Kamil Slowikowski
About Archive

Quickly aggregate your data with data.table in R

I wrote a function using data.table to replace the default aggregate function in R. It runs about 100 times faster on my data (0.32 seconds instead of 33 seconds). I use it for microarray gene expression data, where I compute the mean expression values for genes that are represented by more than one probe on the microarray.

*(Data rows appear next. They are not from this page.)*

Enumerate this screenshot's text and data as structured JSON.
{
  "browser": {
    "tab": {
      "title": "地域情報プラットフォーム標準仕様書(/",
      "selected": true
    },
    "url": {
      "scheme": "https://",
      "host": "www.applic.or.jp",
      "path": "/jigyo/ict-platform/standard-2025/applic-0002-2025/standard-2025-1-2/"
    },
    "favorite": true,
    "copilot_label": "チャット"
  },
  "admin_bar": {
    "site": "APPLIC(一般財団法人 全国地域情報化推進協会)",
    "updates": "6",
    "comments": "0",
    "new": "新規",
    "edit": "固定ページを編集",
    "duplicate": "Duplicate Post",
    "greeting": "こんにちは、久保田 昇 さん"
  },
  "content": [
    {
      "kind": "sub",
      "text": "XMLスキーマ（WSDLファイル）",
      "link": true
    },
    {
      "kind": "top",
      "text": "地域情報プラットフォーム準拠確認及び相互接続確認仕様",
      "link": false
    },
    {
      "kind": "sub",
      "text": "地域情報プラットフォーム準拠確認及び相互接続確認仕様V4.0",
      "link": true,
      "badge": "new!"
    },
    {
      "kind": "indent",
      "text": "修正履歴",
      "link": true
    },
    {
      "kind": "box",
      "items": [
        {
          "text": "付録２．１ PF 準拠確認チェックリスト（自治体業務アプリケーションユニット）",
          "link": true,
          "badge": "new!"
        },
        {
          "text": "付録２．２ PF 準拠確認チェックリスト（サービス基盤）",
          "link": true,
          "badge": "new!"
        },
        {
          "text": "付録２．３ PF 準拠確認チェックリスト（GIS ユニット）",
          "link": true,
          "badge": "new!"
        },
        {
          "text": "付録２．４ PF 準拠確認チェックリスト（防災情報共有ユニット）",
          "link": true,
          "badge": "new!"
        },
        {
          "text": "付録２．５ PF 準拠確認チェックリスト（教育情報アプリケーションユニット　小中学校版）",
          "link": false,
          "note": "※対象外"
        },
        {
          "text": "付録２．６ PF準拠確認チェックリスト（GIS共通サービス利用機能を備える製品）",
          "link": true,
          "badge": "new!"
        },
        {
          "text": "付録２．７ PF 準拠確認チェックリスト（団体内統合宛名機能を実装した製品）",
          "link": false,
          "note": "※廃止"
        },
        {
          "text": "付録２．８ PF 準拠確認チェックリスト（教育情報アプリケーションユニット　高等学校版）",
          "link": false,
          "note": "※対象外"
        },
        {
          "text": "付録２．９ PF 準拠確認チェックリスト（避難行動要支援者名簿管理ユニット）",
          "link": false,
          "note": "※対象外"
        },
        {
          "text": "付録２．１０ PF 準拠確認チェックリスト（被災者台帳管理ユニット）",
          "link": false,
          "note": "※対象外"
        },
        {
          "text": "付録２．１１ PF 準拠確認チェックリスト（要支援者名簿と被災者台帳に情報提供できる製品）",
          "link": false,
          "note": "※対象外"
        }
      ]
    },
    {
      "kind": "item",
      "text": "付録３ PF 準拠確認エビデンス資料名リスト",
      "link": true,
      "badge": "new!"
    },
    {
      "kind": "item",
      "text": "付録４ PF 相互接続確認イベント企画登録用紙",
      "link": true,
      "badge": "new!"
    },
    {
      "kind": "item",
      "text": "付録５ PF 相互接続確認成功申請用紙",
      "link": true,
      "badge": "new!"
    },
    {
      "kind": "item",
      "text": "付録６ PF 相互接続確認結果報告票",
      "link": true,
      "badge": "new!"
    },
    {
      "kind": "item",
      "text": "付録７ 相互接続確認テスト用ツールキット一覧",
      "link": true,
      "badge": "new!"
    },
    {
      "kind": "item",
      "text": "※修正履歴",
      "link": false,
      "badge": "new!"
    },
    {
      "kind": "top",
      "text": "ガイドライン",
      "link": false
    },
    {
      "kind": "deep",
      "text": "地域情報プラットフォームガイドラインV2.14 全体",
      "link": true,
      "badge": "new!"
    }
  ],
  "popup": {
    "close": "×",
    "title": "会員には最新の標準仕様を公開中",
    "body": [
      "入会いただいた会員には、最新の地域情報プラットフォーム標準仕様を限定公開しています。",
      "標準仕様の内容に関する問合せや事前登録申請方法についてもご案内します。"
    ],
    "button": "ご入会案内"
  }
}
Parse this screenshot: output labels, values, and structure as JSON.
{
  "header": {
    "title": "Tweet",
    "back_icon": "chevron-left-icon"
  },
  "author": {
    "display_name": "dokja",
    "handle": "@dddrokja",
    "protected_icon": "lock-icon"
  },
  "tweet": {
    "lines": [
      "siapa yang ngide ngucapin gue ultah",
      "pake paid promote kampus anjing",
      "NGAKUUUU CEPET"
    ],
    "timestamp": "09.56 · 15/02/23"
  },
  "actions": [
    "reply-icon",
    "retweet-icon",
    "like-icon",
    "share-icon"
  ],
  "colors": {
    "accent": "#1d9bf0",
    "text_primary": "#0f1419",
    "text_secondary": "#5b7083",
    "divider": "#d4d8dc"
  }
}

Below, rmaExp is a matrix of expression values, where each row is a probe on the array and each column is an experiment. I have 36 experiments and 53,617 probes.

Many genes are represented by more than one probe, so I want to collapse those rows by taking the mean of the probe values.

This is a (slow) way to do it with base R functions:

dim(rmaExp)
# [1] 53617   36

length(entrezids)
# [1] 53617

system.time({
  dat <- data.frame(rmaExp)
  dat$entrezid <- entrezids
  dat <- aggregate(dat[ , 1:36], by = list(dat$entrezid), mean, na.rm = TRUE)
  rownames(dat) <- dat$Group.1
  dat <- dat[ , 2:37]
})
#    user  system elapsed 
#  32.941   0.118  33.058 

Here’s a function to get the same result, this time using the data.table and reshape2 packages:

(You must load reshape2 in order to use melt on a data.table.)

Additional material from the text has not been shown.